Technical specifications
- Chassis: Carbon fiber monocoque
- Suspension: Double wishbones, push-rod actuated coil springs over shock absorbers, anti-roll bars
- Length: 4,895.5–4,900 mm (192.74–192.91 in)
- Width: 1,850–1,950 mm (73–77 in)
- Wheelbase: 2,920–3,000 mm (115–118 in)
- Engine: Mid-engine, longitudinally mounted, 2.0 L (122.0 cu in), Honda K20C, DOHC I4, turbocharged Mid-engine, longitudinally mounted, Ford Coyote, DOHC V8, naturally-aspirated
- Transmission: 6-speed sequential semi-automatic
- Power: 303–560 hp (226–418 kW)
- Weight: 650 kg (1,430 lb)
- Brakes: Disc brakes
- Tyres: Hankook (FR Americas) Hoosier (Australian S5000)

Competition history
- Debut: 2019 Barber F3 Americas round

= Ligier JS F3 =

The Ligier JS F3 is an open-wheel formula race car.
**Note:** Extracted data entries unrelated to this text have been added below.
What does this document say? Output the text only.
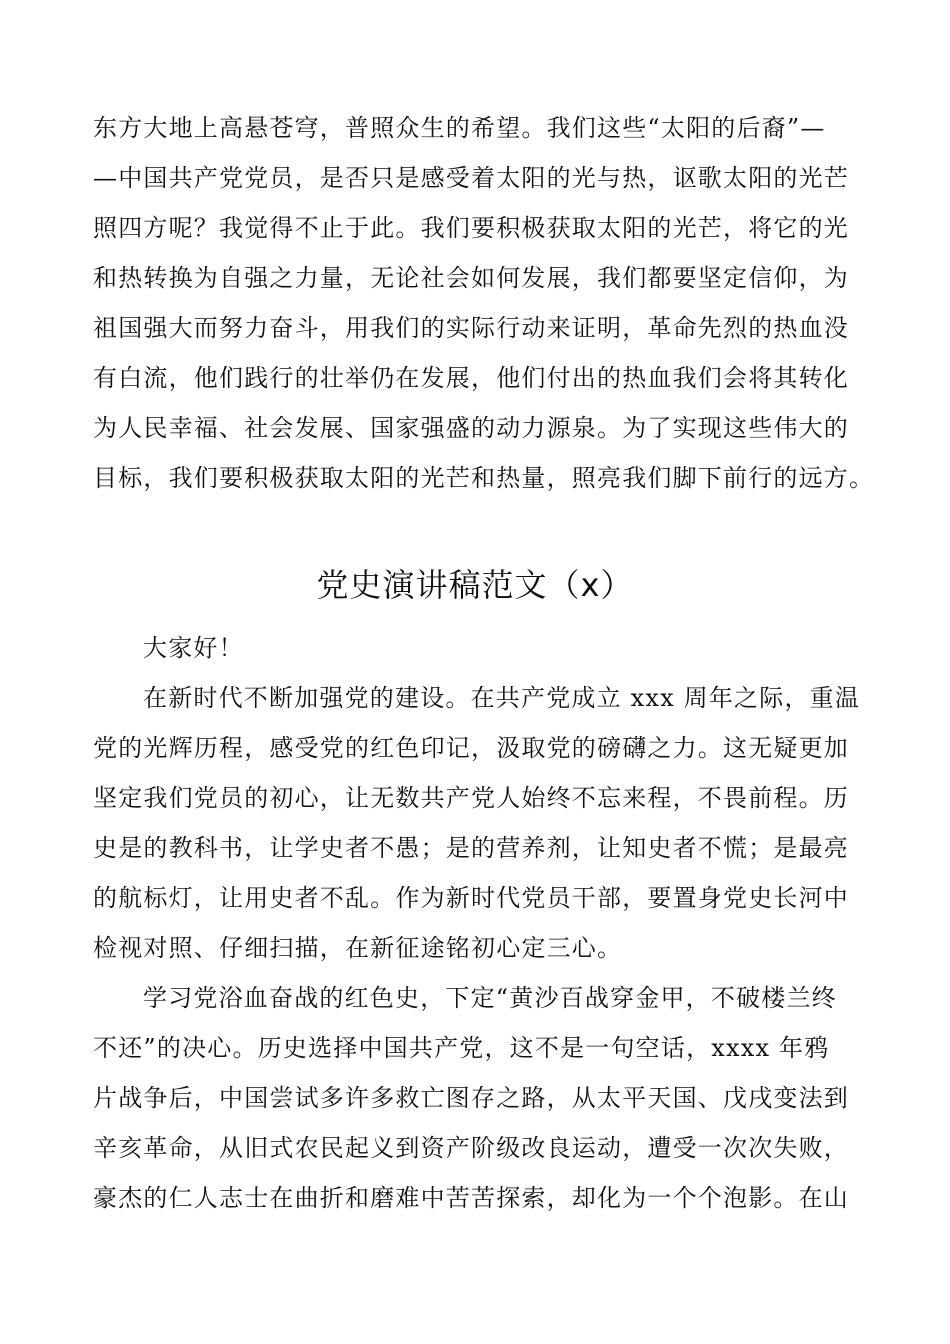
东方大地上高悬苍穹，普照众生的希望。我们这些“太阳的后裔”—
—中国共产党党员，是否只是感受着太阳的光与热，讴歌太阳的光芒
照四方呢？我觉得不止于此。我们要积极获取太阳的光芒，将它的光
和热转换为自强之力量，无论社会如何发展，我们都要坚定信仰，为
祖国强大而努力奋斗，用我们的实际行动来证明，革命先烈的热血没
有白流，他们践行的壮举仍在发展，他们付出的热血我们会将其转化
为人民幸福、社会发展、国家强盛的动力源泉。为了实现这些伟大的
目标，我们要积极获取太阳的光芒和热量，照亮我们脚下前行的远方。
党史演讲稿范文（x）
大家好！
在新时代不断加强党的建设。在共产党成立 xxx 周年之际，重温
党的光辉历程，感受党的红色印记，汲取党的磅礴之力。这无疑更加
坚定我们党员的初心，让无数共产党人始终不忘来程，不畏前程。历
史是的教科书，让学史者不愚；是的营养剂，让知史者不慌；是最亮
的航标灯，让用史者不乱。作为新时代党员干部，要置身党史长河中
检视对照、仔细扫描，在新征途铭初心定三心。
学习党浴血奋战的红色史，下定“黄沙百战穿金甲，不破楼兰终
不还”的决心。历史选择中国共产党，这不是一句空话，xxxx 年鸦
片战争后，中国尝试多许多救亡图存之路，从太平天国、戊戌变法到
辛亥革命，从旧式农民起义到资产阶级改良运动，遭受一次次失败，
豪杰的仁人志士在曲折和磨难中苦苦探索，却化为一个个泡影。在山
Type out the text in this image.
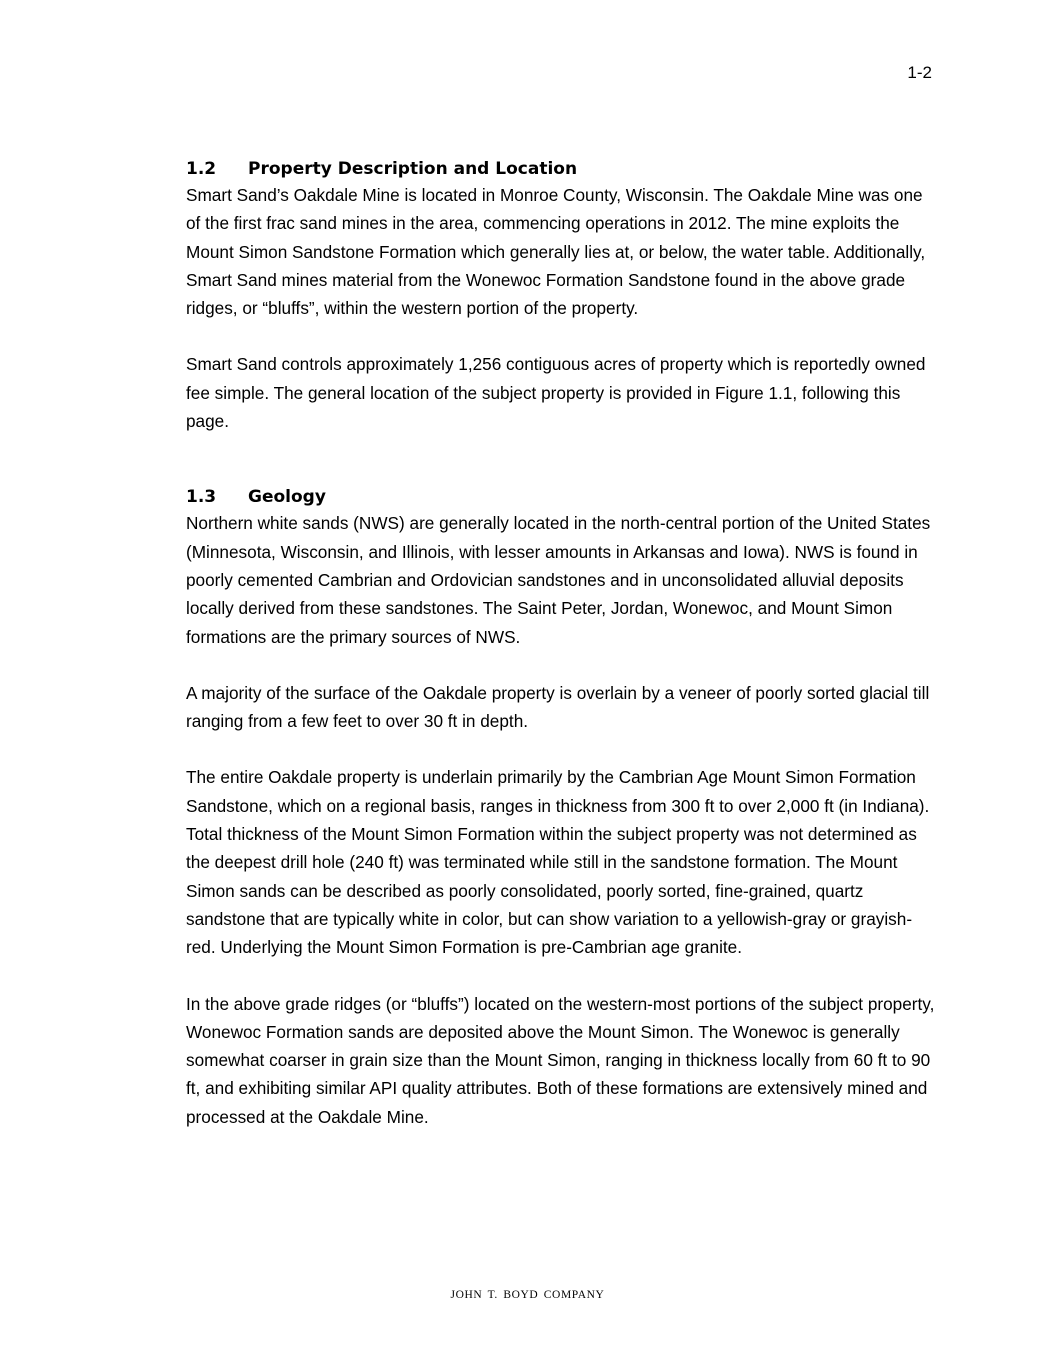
1-2
1.2 Property Description and Location

Smart Sand’s Oakdale Mine is located in Monroe County, Wisconsin. The Oakdale Mine was one of the first frac sand mines in the area, commencing operations in 2012. The mine exploits the Mount Simon Sandstone Formation which generally lies at, or below, the water table. Additionally, Smart Sand mines material from the Wonewoc Formation Sandstone found in the above grade ridges, or “bluffs”, within the western portion of the property.

Smart Sand controls approximately 1,256 contiguous acres of property which is reportedly owned fee simple. The general location of the subject property is provided in Figure 1.1, following this page.

1.3 Geology

Northern white sands (NWS) are generally located in the north-central portion of the United States (Minnesota, Wisconsin, and Illinois, with lesser amounts in Arkansas and Iowa). NWS is found in poorly cemented Cambrian and Ordovician sandstones and in unconsolidated alluvial deposits locally derived from these sandstones. The Saint Peter, Jordan, Wonewoc, and Mount Simon formations are the primary sources of NWS.

A majority of the surface of the Oakdale property is overlain by a veneer of poorly sorted glacial till ranging from a few feet to over 30 ft in depth.

The entire Oakdale property is underlain primarily by the Cambrian Age Mount Simon Formation Sandstone, which on a regional basis, ranges in thickness from 300 ft to over 2,000 ft (in Indiana). Total thickness of the Mount Simon Formation within the subject property was not determined as the deepest drill hole (240 ft) was terminated while still in the sandstone formation. The Mount Simon sands can be described as poorly consolidated, poorly sorted, fine-grained, quartz sandstone that are typically white in color, but can show variation to a yellowish-gray or grayish-red. Underlying the Mount Simon Formation is pre-Cambrian age granite.

In the above grade ridges (or “bluffs”) located on the western-most portions of the subject property, Wonewoc Formation sands are deposited above the Mount Simon. The Wonewoc is generally somewhat coarser in grain size than the Mount Simon, ranging in thickness locally from 60 ft to 90 ft, and exhibiting similar API quality attributes. Both of these formations are extensively mined and processed at the Oakdale Mine.

JOHN T. BOYD COMPANY
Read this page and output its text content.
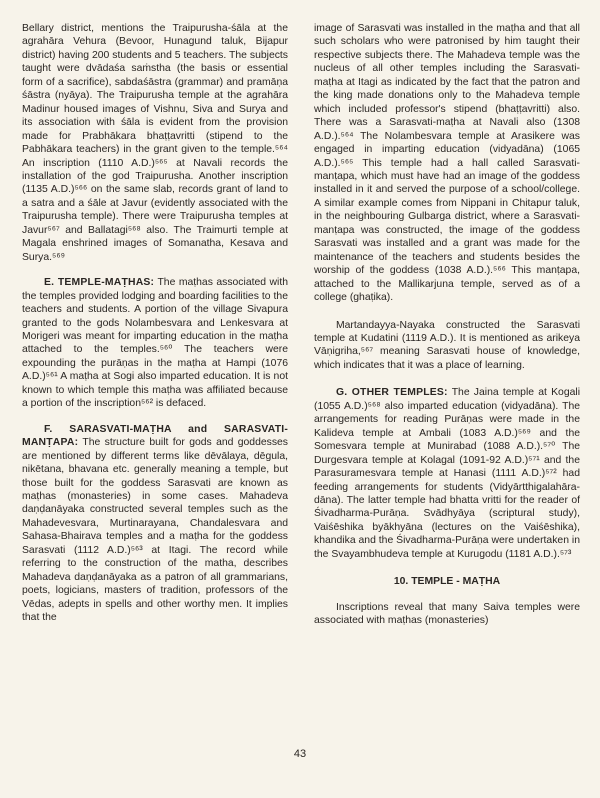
Bellary district, mentions the Traipurusha-śāla at the agrahāra Vehura (Bevoor, Hunagund taluk, Bijapur district) having 200 students and 5 teachers. The subjects taught were dvādaśa saṁstha (the basis or essential form of a sacrifice), sabdaśāstra (grammar) and pramāṇa śāstra (nyāya). The Traipurusha temple at the agrahāra Madinur housed images of Vishnu, Siva and Surya and its association with śāla is evident from the provision made for Prabhākara bhaṭṭavritti (stipend to the Pabhākara teachers) in the grant given to the temple.⁵⁶⁴ An inscription (1110 A.D.)⁵⁶⁵ at Navali records the installation of the god Traipurusha. Another inscription (1135 A.D.)⁵⁶⁶ on the same slab, records grant of land to a satra and a śāle at Javur (evidently associated with the Traipurusha temple). There were Traipurusha temples at Javur⁵⁶⁷ and Ballatagi⁵⁶⁸ also. The Traimurti temple at Magala enshrined images of Somanatha, Kesava and Surya.⁵⁶⁹

E. TEMPLE-MAṬHAS: The maṭhas associated with the temples provided lodging and boarding facilities to the teachers and students. A portion of the village Sivapura granted to the gods Nolambesvara and Lenkesvara at Morigeri was meant for imparting education in the maṭha attached to the temples.⁵⁶⁰ The teachers were expounding the purāṇas in the maṭha at Hampi (1076 A.D.)⁵⁶¹ A maṭha at Sogi also imparted education. It is not known to which temple this maṭha was affiliated because a portion of the inscription⁵⁶² is defaced.

F. SARASVATI-MAṬHA and SARASVATI-MANṬAPA: The structure built for gods and goddesses are mentioned by different terms like dēvālaya, dēgula, nikētana, bhavana etc. generally meaning a temple, but those built for the goddess Sarasvati are known as maṭhas (monasteries) in some cases. Mahadeva daṇḍanāyaka constructed several temples such as the Mahadevesvara, Murtinarayana, Chandalesvara and Sahasa-Bhairava temples and a maṭha for the goddess Sarasvati (1112 A.D.)⁵⁶³ at Itagi. The record while referring to the construction of the matha, describes Mahadeva daṇḍanāyaka as a patron of all grammarians, poets, logicians, masters of tradition, professors of the Vēdas, adepts in spells and other worthy men. It implies that the

image of Sarasvati was installed in the maṭha and that all such scholars who were patronised by him taught their respective subjects there. The Mahadeva temple was the nucleus of all other temples including the Sarasvati-maṭha at Itagi as indicated by the fact that the patron and the king made donations only to the Mahadeva temple which included professor's stipend (bhaṭṭavritti) also. There was a Sarasvati-maṭha at Navali also (1308 A.D.).⁵⁶⁴ The Nolambesvara temple at Arasikere was engaged in imparting education (vidyadāna) (1065 A.D.).⁵⁶⁵ This temple had a hall called Sarasvati-manṭapa, which must have had an image of the goddess installed in it and served the purpose of a school/college. A similar example comes from Nippani in Chitapur taluk, in the neighbouring Gulbarga district, where a Sarasvati-manṭapa was constructed, the image of the goddess Sarasvati was installed and a grant was made for the maintenance of the teachers and students besides the worship of the goddess (1038 A.D.).⁵⁶⁶ This manṭapa, attached to the Mallikarjuna temple, served as of a college (ghaṭika).

Martandayya-Nayaka constructed the Sarasvati temple at Kudatini (1119 A.D.). It is mentioned as arikeya Vāṇigriha,⁵⁶⁷ meaning Sarasvati house of knowledge, which indicates that it was a place of learning.

G. OTHER TEMPLES: The Jaina temple at Kogali (1055 A.D.)⁵⁶⁸ also imparted education (vidyadāna). The arrangements for reading Purāṇas were made in the Kalideva temple at Ambali (1083 A.D.)⁵⁶⁹ and the Somesvara temple at Munirabad (1088 A.D.).⁵⁷⁰ The Durgesvara temple at Kolagal (1091-92 A.D.)⁵⁷¹ and the Parasuramesvara temple at Hanasi (1111 A.D.)⁵⁷² had feeding arrangements for students (Vidyārtthigalahāra-dāna). The latter temple had bhatta vritti for the reader of Śivadharma-Purāṇa. Svādhyāya (scriptural study), Vaiśēshika byākhyāna (lectures on the Vaiśēshika), khandika and the Śivadharma-Purāṇa were undertaken in the Svayambhudeva temple at Kurugodu (1181 A.D.).⁵⁷³

10. TEMPLE - MAṬHA

Inscriptions reveal that many Saiva temples were associated with maṭhas (monasteries)

43
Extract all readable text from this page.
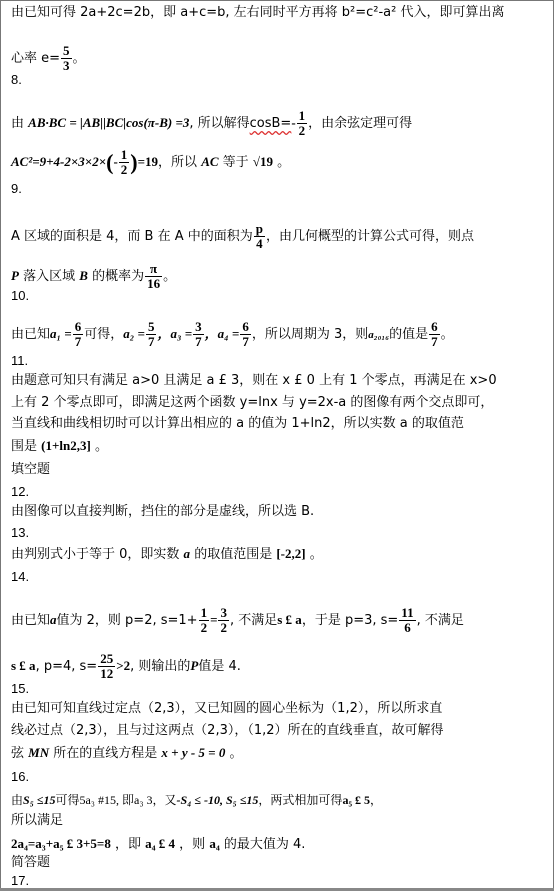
由已知可得 2a+2c=2b，即 a+c=b, 左右同时平方再将 b²=c²-a² 代入，即可算出离
心率 $e= \frac{5}{3}$ 。
8.
由 AB·BC = |AB||BC|cos(π-B) =3, 所以解得$\cos B=- \frac{1}{2}$ ，由余弦定理可得
$AC^2=9+4-2\times 3\times 2\times(- \frac{1}{2} )=19$，所以 AC 等于 √19 。
9.
A 区域的面积是 4，而 B 在 A 中的面积为 $\frac{p}{4}$ ，由几何概型的计算公式可得，则点
P 落入区域 B 的概率为 $\frac{\pi}{16}$ 。
10.
由已知$a_1 = \frac{6}{7}$ 可得，$a_2 = \frac{5}{7}$ ，$a_3 = \frac{3}{7}$ ，$a_4 = \frac{6}{7}$ ，所以周期为 3，则a₂₀₁₆的值是 $\frac{6}{7}$ 。
11.
由题意可知只有满足 a>0 且满足 a £ 3，则在 x £ 0 上有 1 个零点，再满足在 x>0
上有 2 个零点即可，即满足这两个函数 y=lnx 与 y=2x-a 的图像有两个交点即可，
当直线和曲线相切时可以计算出相应的 a 的值为 1+ln2，所以实数 a 的取值范
围是 (1+ln2,3] 。
填空题
12.
由图像可以直接判断，挡住的部分是虚线，所以选 B.
13.
由判别式小于等于 0，即实数 a 的取值范围是 [-2,2] 。
14.
由已知a值为 2，则 p=2, $s=1+ \frac{1}{2} = \frac{3}{2}$ , 不满足s £ a，于是 p=3, $s= \frac{11}{6}$ , 不满足
s £ a, p=4, $s= \frac{25}{12} >2$, 则输出的P值是 4.
15.
由已知可知直线过定点（2,3），又已知圆的圆心坐标为（1,2），所以所求直
线必过点（2,3），且与过这两点（2,3），（1,2）所在的直线垂直，故可解得
弦 MN 所在的直线方程是 x + y - 5 = 0 。
16.
由S₅ ≤15可得5a₃ #15, 即a₃ 3，又-S₄ ≤ -10, S₅ ≤15，两式相加可得a₅ £ 5，
所以满足
2a₄=a₃+a₅ £ 3+5=8 ，即 a₄ £ 4 ，则 a₄ 的最大值为 4.
简答题
17.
It was designed, developed and produced by the French manufacturer Ligier specifically built to FIA Formula 3 regulations, since 2018. It is used in the Formula Regional Americas Championship, and is powered by a 303 hp Honda K20C turbocharged four-cylinder. A modified version, known as the JS F3-S5000, is used in the Australian S5000 Championship, and is powered by a Ford Coyote naturally-aspirated V8 engine, producing 560 hp.